Into the hole you goes! – J. Barry Vaughn – Baptism of Jesus – Jan. 10, 2021

January 10, 2021

Into the hole you goes! – J. Barry Vaughn – Baptism of Jesus – Jan. 10, 2021

Christmas is over. The trees are down, put away until next year, or else they have been thrown on the trash heap; the ornaments are back in their boxes; the lights are tangled up waiting for us to untangle them again in a year’s time. The shepherds have gone back to their flocks and fields; the angels have returned to heaven; the magi have gone home by another route; and here we are.

 

One of Robert Redford’s early films is The Candidate. In it he plays a handsome forty-something politician who doesn’t have a clue about what he stands for or why he is running for office. At the end of the film, he wins the election, jumps into his limousine, turns to his campaign manager, and says, “Now what?”

 

Do you find yourself asking that on this January Sunday? Christmas is so hyped up. Television commercials tell us that it should be a magical experience. And we’re supposed to have such a wonderful, exciting time on New Year’s Eve. But here we are, just like before, only older!

 

Our Roman Catholic friends and even many Protestant churches call the Sundays between Epiphany and Lent and later between Pentecost and Advent “ordinary time.” That’s where we spend most of our lives, in “ordinary time.”

 

Years ago a little cartoon series called “The Family Circle” ran a cartoon that featured a little girl holding her doll over the toilet and saying, “I baptize you in the name of the Father and the Son and into the hole you goes.”

 

Maybe that’s what it feels like for you today. I know that’s what it feels like for me a lot of the time. I feel like life is holding me by the ankles over the swirling waters of chaos at the bottom of a deep, dark hole.

 

I’m pretty sure that’s what it felt like for Jesus.
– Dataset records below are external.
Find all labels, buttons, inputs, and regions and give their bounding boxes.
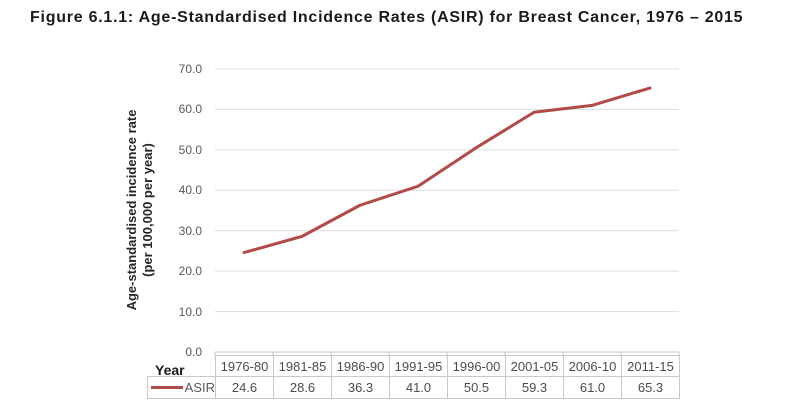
value-cell: 41.0 (390, 377, 448, 398)
y-tick-label: 70.0 (178, 62, 202, 76)
y-tick-label: 60.0 (178, 102, 202, 117)
value-cell: 28.6 (274, 377, 332, 398)
asir-series-line (242, 86, 652, 255)
value-cell: 59.3 (506, 377, 564, 398)
year-cell: 2001-05 (506, 356, 564, 376)
data-table-header-row: 1976-80 1981-85 1986-90 1991-95 1996-00 2001-… (215, 355, 680, 377)
y-tick-label: 20.0 (178, 264, 202, 279)
value-cell: 36.3 (332, 377, 390, 398)
y-tick-label: 50.0 (178, 142, 202, 157)
year-cell: 2011-15 (622, 356, 680, 376)
y-tick-label: 0.0 (185, 345, 202, 359)
value-cell: 50.5 (448, 377, 506, 398)
figure-title: Figure 6.1.1: Age-Standardised Incidence… (30, 9, 744, 26)
year-cell: 1996-00 (448, 356, 506, 376)
value-cell: 24.6 (216, 377, 274, 398)
year-cell: 2006-10 (564, 356, 622, 376)
value-cell: 65.3 (622, 377, 680, 398)
legend-cell: ASIR (147, 377, 215, 399)
year-cell: 1981-85 (274, 356, 332, 376)
value-cell: 61.0 (564, 377, 622, 398)
year-cell: 1986-90 (332, 356, 390, 376)
legend-area-top-border (147, 376, 215, 377)
year-cell: 1976-80 (216, 356, 274, 376)
year-cell: 1991-95 (390, 356, 448, 376)
data-table-value-row: 24.6 28.6 36.3 41.0 50.5 59.3 61.0 65.3 (215, 377, 680, 399)
y-tick-label: 10.0 (178, 304, 202, 319)
legend-series-label: ASIR (184, 380, 215, 395)
y-tick-label: 30.0 (178, 223, 202, 238)
y-tick-label: 40.0 (178, 183, 202, 198)
legend-key-line (151, 386, 183, 389)
x-axis-title: Year (155, 361, 185, 378)
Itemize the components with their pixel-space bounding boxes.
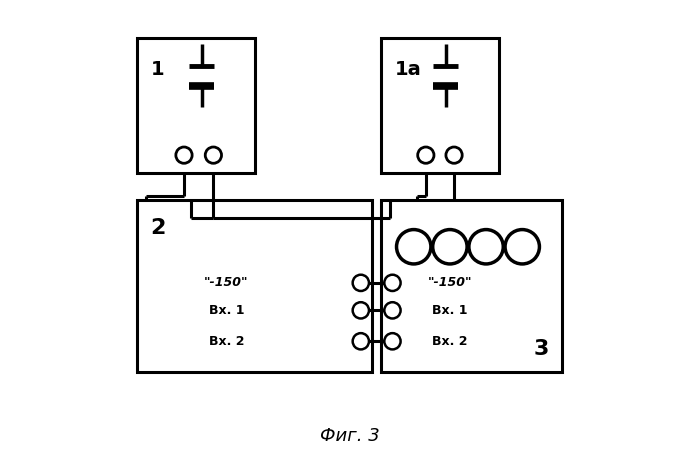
Text: Вх. 2: Вх. 2 [432, 335, 468, 348]
Text: 1а: 1а [395, 60, 421, 79]
Circle shape [433, 230, 467, 264]
Circle shape [384, 333, 401, 349]
Bar [381, 200, 562, 372]
Circle shape [384, 275, 401, 291]
Circle shape [353, 333, 369, 349]
Text: Фиг. 3: Фиг. 3 [319, 426, 380, 445]
Bar [381, 38, 498, 173]
Text: 1: 1 [150, 60, 164, 79]
Circle shape [505, 230, 540, 264]
Text: Вх. 2: Вх. 2 [208, 335, 244, 348]
Circle shape [384, 302, 401, 318]
Text: Вх. 1: Вх. 1 [208, 304, 244, 317]
Circle shape [176, 147, 192, 163]
Text: 3: 3 [533, 339, 549, 359]
Bar [137, 200, 372, 372]
Circle shape [206, 147, 222, 163]
Circle shape [353, 275, 369, 291]
Circle shape [469, 230, 503, 264]
Bar [137, 38, 254, 173]
Circle shape [353, 302, 369, 318]
Text: 2: 2 [150, 218, 166, 238]
Circle shape [396, 230, 431, 264]
Text: Вх. 1: Вх. 1 [432, 304, 468, 317]
Circle shape [418, 147, 434, 163]
Text: "-150": "-150" [204, 276, 249, 289]
Circle shape [446, 147, 462, 163]
Text: "-150": "-150" [428, 276, 472, 289]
For Jesus and also for us baptism is not a fire insurance policy. It is not a route into safety. It is a doorway to adventure. It is not a safe harbor. It launches out into adventure and danger. But it also tells us that we do not go alone. Baptism equips us for everything we will face as we venture out.

 

No sooner was Jesus baptized than he was literally thrown out into the desert. The Greek word that Mark uses is ekballo. It’s the word from which we get “ball”, a thing we throw or hit. Just like a major league pitcher, the Spirit threw Jesus into the wilderness while his hair was still wet from his dip in the River Jordan.

 

But the story of Jesus’ baptism and his tempting in the wilderness means that we, too, are not alone in the wilderness. It means that there is no place we can go where he has not been, not even down in the hole where the waters of chaos swirl around us.

 

Just before I moved here, I attended the institution of my friend Kee Sloan as bishop of Alabama. At the service, the bishop of Mississippi preached and said, “I want you to know that Kee Sloan is the kind of bishop will get down in the ditch with you. The question is: Are you the kind of church that will get down in the ditch with the world?”

 

I suppose a modern psychiatrist would probably diagnose the German Reformer Martin Luther as having moderate to severe depression. Sometimes when Luther found himself in the midst of a depression, he would imagine that the devil was tempting him and sometimes he even saw the devil in the room with him. On one occasion he threw a bottle of ink at the devil. That was in the castle of Prince Frederick of Saxony. I know it happened, because if you go to Frederick’s castle, they will show you the black spot on the wall where Luther threw the bottle of ink!

 

But when Luther was depressed and tempted to lose his faith, he would say to himself, “Martin, you are baptized!”

 

You are, too. So am I. One of the reasons that I try to make baptisms so memorable by giving the newly baptized child a T shirt and a candle and a bottle of baptismal water and a big certificate is because I want people to remember that they are baptized. I want them to remember that they are baptized when they go into the wilderness, when they find themselves in holes, when the waters of chaos swirl around.

 

I want you to remember that you are not alone, that even when you are down in the deep, dark hole with the waters of chaos circling all around you, you, too, just like Jesus, are God’s beloved daughter, God’s beloved son, and that the Holy Spirit is with you, and that God loves you with an everlasting love.